Dlaczego nie bilion?

Stawianie walorów ekologicznych polskich lasów – z pierwotnego założenia lasów gospodarczych – w przeciwieństwie do innych celów nie ma żdnego uzasadnienie i żadnych podstaw. Las od zawsze wypełniał róznorakie funkcje. Szczególnie w LP nie mieliśmy do czynienia z eksploatacją lasu.
Kiedyś zadecydowano, że parki narodowe mają wypełniać typowo ochroniarskie funkcjie. Dziś okazuje się, że 50% leśnych zasobów również zostało wtłoczonych w kaftan konserwatorskiej ochrony.
Na użytek mediów ubolewa się, że w Puszczy Białowieskiej gnije 2 mln m3 drewna (dziś- listopad 2021 r., z pewnoscią już ok. 9 milionów m3). Ale nie mówi się jaka masa została skazana na zgnicie na obszarze całej Polski. Leśnicy purpurowieją w związku z tzw. Piskim Szastem, nie dostrzegając skali „szastów” w obszarze całej połaci lasów państwwwwa oraz w zgoła innym obszarze. Umysłach.
Ile to mniej tlenu? A ile mniej drewna, miejsc pracy, desek, mebli, miliardów złotych, o ile więcej musimy pracować do emerytury?5
Może więc jednak zwiększyć kontrybucję do biliona?

Kto zawłaszcza?

Potencjał Lasów Państwowych, ich możliwości gospodarcze z pewnością mogą zasilać kraj w sposób znacznie większy niż to dziś ma miejsce. Rozwój i funkcjonowanie Państwa nie może się odbywać na zasadach doraźnych kontrybucji. Namawiam do powrotu do racjonalnej gospodarki w LP.6 Do sformułowanie odważnej wizji i jej wdrożenia. Przyniesie to wielokrotnie więcej korzyści niż planowana kontrybucja.
Polska jest jedna. I ma jedną kieszeń. Nie może jej zwłaszczać górnik, sędzia, lekarz, poseł. Nie może jej zwłaszczać leśnik czy ekologistyczny malwersant. Obowiązująca ustawa o lasach, która z monopolisty surowcowego zrobiła korporacyjnego administratora wtłoczonego w środowisko ekologistycznych konserwatorów nie mogła się skończyć inaczej. Chciejstwo i krótkowzroczność jej twórców kończy się tragicznie dla leśników (których coraz mniej w wyniku restrukturyzacji, optymalizacji, etc.), nie mówiąc o dorobku nas wszystkich. Nie mówiąc o zasobach naturalnych i przyrodzie. Bo badania, co nie każdy wie, wskazują na malejącą produkcję tlenu przez lasy, a obszary ściśle chronione niosą w efekcie znaczne zubożenie przyrodnicze (co dowiedzione jest w Rezerwatach Białowieży i Tatr). W tych warunkach, wciśnięte w karby Ministerstwa Środowiska, Lasy Państwowe nie są w stanie stworzyć rozsądnych rozwiązań prawnych. Będzie to możliwe dopiero wraz ze zmianą całego systemu.

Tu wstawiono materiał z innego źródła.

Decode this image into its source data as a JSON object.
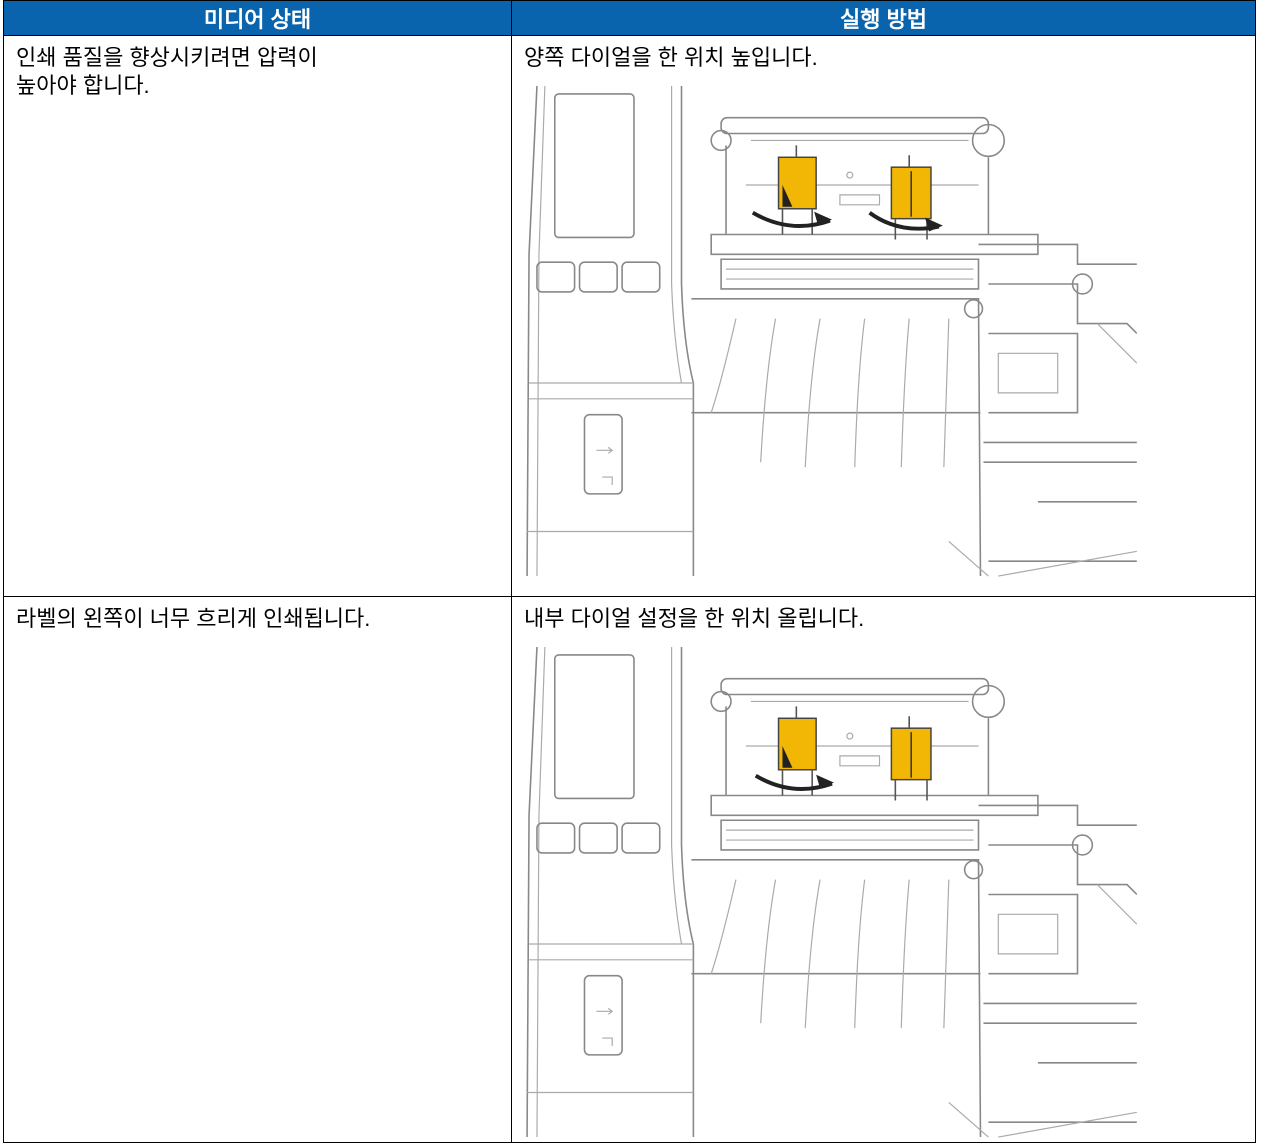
{
  "header": {
    "columns": [
      "미디어 상태",
      "실행 방법"
    ]
  },
  "table": {
    "rows": [
      [
        "인쇄 품질을 향상시키려면 압력이\n높아야 합니다.",
        "양쪽 다이얼을 한 위치 높입니다."
      ],
      [
        "라벨의 왼쪽이 너무 흐리게 인쇄됩니다.",
        "내부 다이얼 설정을 한 위치 올립니다."
      ]
    ]
  }
}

Czy Lasy Państwowe dotrawają do tego czasu?

Organizacja może nie dotrwać. Z pewnością jednak idea Lasów Panstwowych, którą stworzył Adam Loret**, a która od ćwierćwiecza jest niszczona, jest ideą trwałą i mocną.
Społeczeństwo polskie w dużej mierze wciąż pozostaje społeczeństwem chłopskim (w pierwszym drugim i trzecim pokoleniu) i nie aprobuje dzisiejszych destrukcyjnych rozwiązań, nie mających nic wspólnego z chłopskim zdrowym rozsądkiem, lecz z manierą wyalienowanego centralizmu.
Dzisiejsza kontrybucja na Lasy to wynik wielu czynników. Ale oburzenie nie widzi rozwiązań poza utrzymywaniem obecnego status quo.

Też mam las

Zastanawiam się też nad innymi prawnymi skutkami wprowadzenia kontrybucji na majątek LP. Leśna organizacjia funkcjonuje w pewnym określonym systemie prawnym. To spójna całość. Majątek leśny, tak jak majątek rolny, jest w Polsce ograniczony podatkiem gruntowym. Co mam sądzić, jako właściciel prywatnego lasu, o rysującej się deregulacji?
Wiem, że papier jest cierpliwy, a niektóre jego odmiany chłonne jak gąbka. Przyjąć mogą ogromne ilości atramentu, tuszu i farby drukarskiej. I urzędniczych gwarancji padajacych z różnych wysokości. Uprzedzając więc prawodawców, uniżenie proszę by uwzględnili w swoich – z pewnością bardzo wartościowych rozwiązaniach – również mój interes. Interes prywatnego właściciela lasu i moją składkę na KRUS. Nie chcę bowiem jako prawy obywatel, czuć się w jakimś stopniu wyróżniony.7

 

Kontrybucja to danina stanowiąca swoistą represję, poza obowiązującym systemem podatkowym
Obwieszczenie z 2 lutego 1944 o m.in. nałożeniu 100-milionowej kontrybucji na Warszawę i okolicę w ramach odwetu za zamach na Franza Kutscherę (Wikipedia)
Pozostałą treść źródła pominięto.